This was my first visit to Southwark Playhouse, a dryly ironic name that conjures up visions of a red velvet and gilt Matcham theatre rather than the hugely atmospheric cavern of a well converted railway arch that it is.

There was an edge of anticipation in the audience before the show, a real air of expectation and they were not disappointed. I share many of Catherine's thoughts as posted but just wanted to add a few of my own. The soundscape was very powerful and evocative but never intrusive - almost a character in its own right. The fluid staging and lean, props based, design allowed our imaginations to work overtime giving our own meaning and context to each unfolding scene - never feeling cheated or confused - always engaged. The lighting, spare and finely judged, created an unnervingly bleak but theatrical spectacle. And funny? Oh yeah.

Overall the show lived up to its surrealist pedigree with its verbal and visual swings and its inventive, poetic flights of fancy. If ever a show was on a mission to unlock the doors our collective unconscious this is it.
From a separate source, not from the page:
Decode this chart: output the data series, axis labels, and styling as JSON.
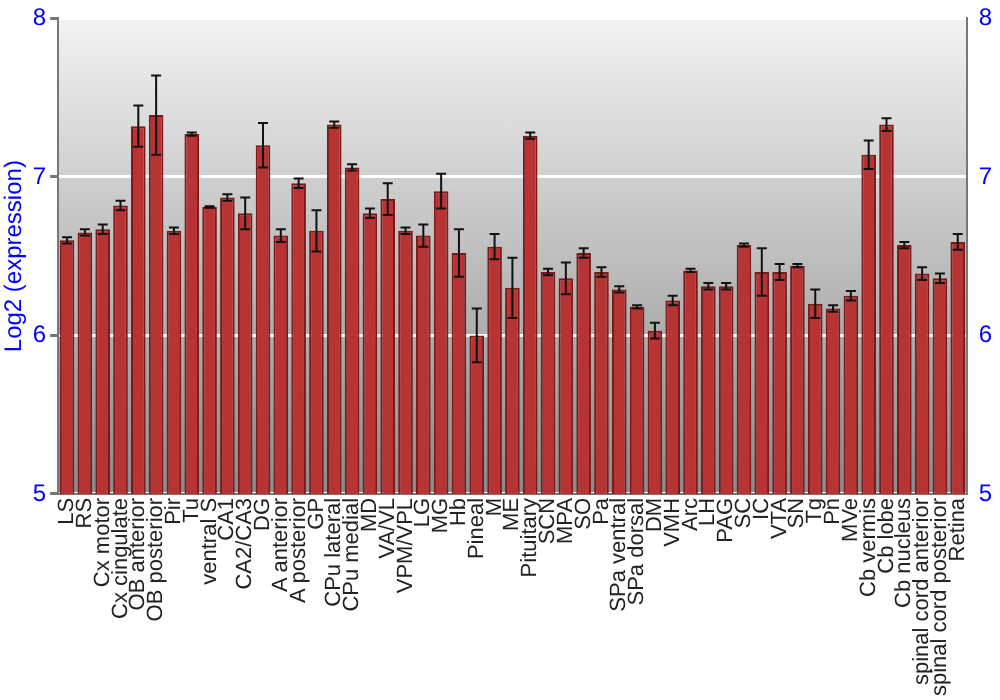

At the end the audience whooped and whistled. The cast took their calls looking a touch shell-shocked as their intense concentration began to unlock.

As I wandered back to my bed through the nearby glass office blocks that house disgraced international finance houses I was reminded of the Andre Breton quote... 'Transform the world, said Marx; change life, said Rimbaud: for us these two watchwords are one.'
Comment by Matthew Bulgo on June 1, 2009 at 8:49
So very kind of you, Catherine. We were so glad that you were able to make it along and that you enjoyed.

We are very much looking forward to our next chance to perform on home turf.

We'd love to hear anybody else's experience of the show, whether it be from Southwark, Edinburgh or our runs at the Wales Millennium Centre.